The high-alpine Cloud Ladder has a different type of superlative: With some 600 feet of sustained upward climbing for most of its length, it’s billed as the steepest via ferrata in the United States. If I’d been a first-timer, I would have opted for the adjacent and easier Peregrine Arete. But having previously ascended other via ferratas, I was game for a challenge — which I found on the second of two heart-pumping suspension bridges, where I hovered on a tightrope-style cable that spanned 45 feet across a 200-foot chasm. I won’t pretend that I didn’t think twice before heading across it, even though I was secured to two other cables at shoulder height.
As on all via ferratas, in addition to a helmet, I wore a waist harness with a bungee-style lanyard holding two large carabiners (known as lobster claws) and an energy-absorbing device that would lessen the impact in the unlikely event that I fell. (I didn’t.) As for the carabiners, you clip them onto the cables and leave them attached, sliding them along as you climb, except when you arrive at one of the many anchor bolts along the route.

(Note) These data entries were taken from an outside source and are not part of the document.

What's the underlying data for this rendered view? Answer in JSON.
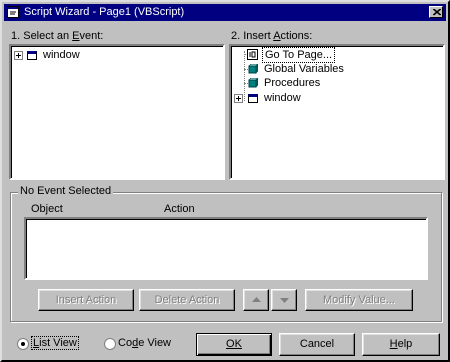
{
  "window": {
    "title": "Script Wizard - Page1 (VBScript)"
  },
  "events": {
    "label_before": "1. Select an ",
    "label_access": "E",
    "label_after": "vent:",
    "items": [
      {
        "label": "window"
      }
    ]
  },
  "actions": {
    "label_before": "2. Insert ",
    "label_access": "A",
    "label_after": "ctions:",
    "items": [
      {
        "label": "Go To Page..."
      },
      {
        "label": "Global Variables"
      },
      {
        "label": "Procedures"
      },
      {
        "label": "window"
      }
    ]
  },
  "group": {
    "title": "No Event Selected",
    "col_object": "Object",
    "col_action": "Action",
    "buttons": {
      "insert_action": "Insert Action",
      "delete_action": "Delete Action",
      "modify_value": "Modify Value..."
    }
  },
  "view": {
    "list_view": {
      "before": "",
      "access": "L",
      "after": "ist View",
      "selected": true
    },
    "code_view": {
      "before": "Co",
      "access": "d",
      "after": "e View",
      "selected": false
    }
  },
  "footer": {
    "ok": "OK",
    "cancel": "Cancel",
    "help_access": "H",
    "help_after": "elp"
  }
}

There, you unclip one carabiner, clip it in again after the anchor, and then unclip and clip the second one. “Never double unclip,” my guide, Nick Golden, had cautioned.
Though climbing a via ferrata may look like a daredevil outing, it’s more attainable than you might think. The challenges tilt toward psychological rather than physical. “We regularly see people getting past self-imposed boundaries,” said Sean Kristl, the general manager of the guide service Alpenglow Expeditions, which provides via ferrata tours in Olympic Valley, Calif.
Last summer I brought a friend, Lauren Stanley, 56, an architect from Austin, Texas, to climb the via ferrata in Taos, N.M., with me. Afterward, she told me she was reassured by the knowledge that carabiners and cables were always close at hand. “I felt like a lizard crawling over beautiful rock faces, with just enough adrenaline to keep me sharp and aware,” she said.